I am looking for some help regarding network theory. Maybe there are just some buzzwords / keywords I don't know and I hope you can help me to find the correct term for my future research.
So, I am looking for a metric to find equal distributed nodes inside a graph. To be more precise, I want to find central/well connected nodes that are equalyl distributed. I know different centrality measures, but theses measures aim for centrality, hence they will be over represented in the center of a graph.
My idea was to first use natural cuts or something similar to split a graph into smaller subgraphs/communities/cuts and then make use of any centrality measures.

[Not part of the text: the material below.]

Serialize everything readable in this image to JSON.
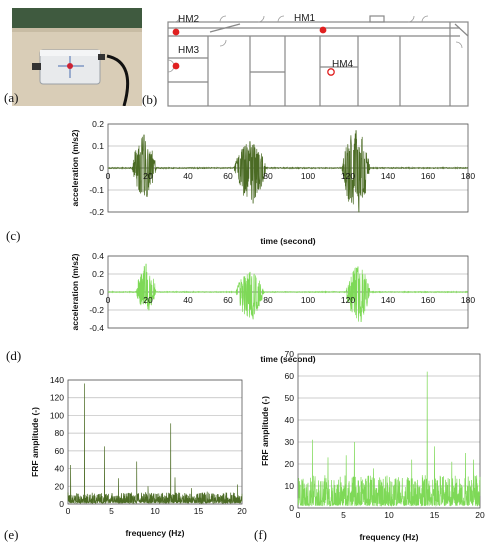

Is there a more elegant solution?
For a better understanding: Given is a multidigraph, representing a road network (fixed nodes). The task is to find 'central'/ well connected nodes like transportation hubs, with the condition, that they cover every region of the graph equally. With equal distributed I mean the distance on the graph (edgeweight).
I don't have any starting node. I don't know if it's feasible to calculate reachability or something similiar for every node in the graph.
Update: To make it more clear I try to use an example. Given is a road network of a city. The city has different districts. I try to find the most central nodes for each district. You can exchange the word 'district' with 'region','natural cut' or 'subgraph'. In the end I need a subset of nodes, that represents the differents districts equally (one central node for each district).
Thanks alot in advance for help/feedback!
Some formal buzzwords are "facility location" and even more specifically "metric k-center/vertex k-center", where you minimize the maximum distance/sum of distances to selected hubs. But I suppose you'll find more practical stuff starting from cluster analysis, specifically k-means clustering and variants, or community detection.